Leer tanto a McPhee me preparó para Jonathan Slaght.Búhos del hielo oriental: una búsqueda para encontrar y salvar el búho más grande del mundo (Picador, $18, 368 págs.). El libro tiene una premisa positivamente similar a la de McPhee: la búsqueda de Slaght y su investigación doctoral sobre el raro búho pez de Blakiston en la remota región de Rusia que bordea el Mar de Japón. Slaght conoce a personajes escandalosos, incluido un ermitaño llamado Anatoily quien, durante la primera noche que pasó Slaght en su cabaña, le pregunta si los gnomos le hacían cosquillas en los pies mientras dormía. El búho pez es en sí mismo una criatura memorable, aunque sólo sea fugazmente vislumbrada. Enormes, extrañamente antropomórficos, los pájaros parecen, escribe Slaght, "como una de las creaciones más oscuras de Jim Hensen... un pájaro duende con plumas marrones moteadas hinchadas, la espalda encorvada y mechones de orejas erguidos y amenazantes". Se dedican demasiadas páginas al trabajo de campo: los intentos de Slaght de atrapar y rastrear a las esquivas aves; sus numerosos viajes y varamientos ocasionales dentro del paisaje invernal ruso. Un amigo mío resumió así el genio de John McPhee: aprende todo sobre un tema y luego sólo te da las partes interesantes. Eso es cierto, y es un desafío para los académicos reconocer cuándo una investigación, tan importante para ellos, puede perder al lector. Pero McPhee también puede hacer que los detalles sean interesantes porque es un estilista de primer nivel. La escritura de Slaght es sólida pero nada espectacular. Nuestra respuesta a cualquier libro a menudo está determinada por el contexto: no sólo el entorno en el que leemos sino los otros libros que hemos leído recientemente. Lástima del escritor que viene justo después de McPhee.

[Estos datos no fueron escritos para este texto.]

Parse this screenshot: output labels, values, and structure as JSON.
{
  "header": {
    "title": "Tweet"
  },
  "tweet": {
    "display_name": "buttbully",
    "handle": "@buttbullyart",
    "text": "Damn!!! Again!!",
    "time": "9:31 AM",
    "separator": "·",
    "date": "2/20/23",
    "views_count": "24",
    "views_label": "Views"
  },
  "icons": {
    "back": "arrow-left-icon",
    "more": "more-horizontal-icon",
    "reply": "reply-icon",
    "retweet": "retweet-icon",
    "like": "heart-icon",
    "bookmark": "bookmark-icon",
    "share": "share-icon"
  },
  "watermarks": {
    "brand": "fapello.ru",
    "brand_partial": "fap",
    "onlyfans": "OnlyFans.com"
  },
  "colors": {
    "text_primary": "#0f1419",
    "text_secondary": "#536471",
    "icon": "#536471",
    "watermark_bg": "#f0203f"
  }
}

Algunas personas se han quejado de la nueva película de Wes Anderson, Asteroid City, quejándose de que toma todos los rasgos formales característicos de Anderson (encuadre simétrico y estilización intensa, expresiones inexpresivas y niños precoces) y los exagera. Lo que había sido una manera distintiva se ha convertido en puro manierismo. Creo que esto es una mala interpretación de la película. El interés por las superficies no siempre es la antítesis de la emoción, y no lo es en Asteroid City. Tales críticas también, de una manera que es sintomática de gran parte de la conversación crítica, consideran erróneamente la novedad estética un bien en sí mismo, privilegiando la reinvención sobre la profundización y amplificación de la sensibilidad de un artista. Disfruto de los artistas que prueban cosas nuevas (David Lynch en su película de 1999 The Straight Story; Zadie Smith y Percival Everett en casi todas las novelas que escriben), pero también admiro a los artistas que encuentran algo único y lo hacen una y otra vez, trabajando sin parar. a través del cambio constante sino a través de la iteración y la elaboración. Tom Cruise es un gran actor no porque sea particularmente maleable, sino porque ha perfeccionado, cambiado sutilmente y elevado las apuestas del típico papel de Tom Cruise. No me refiero sólo a la comodidad de lo familiar. Hay algo difícil y admirable en perfeccionar un estilo y volver a él en diferentes formas.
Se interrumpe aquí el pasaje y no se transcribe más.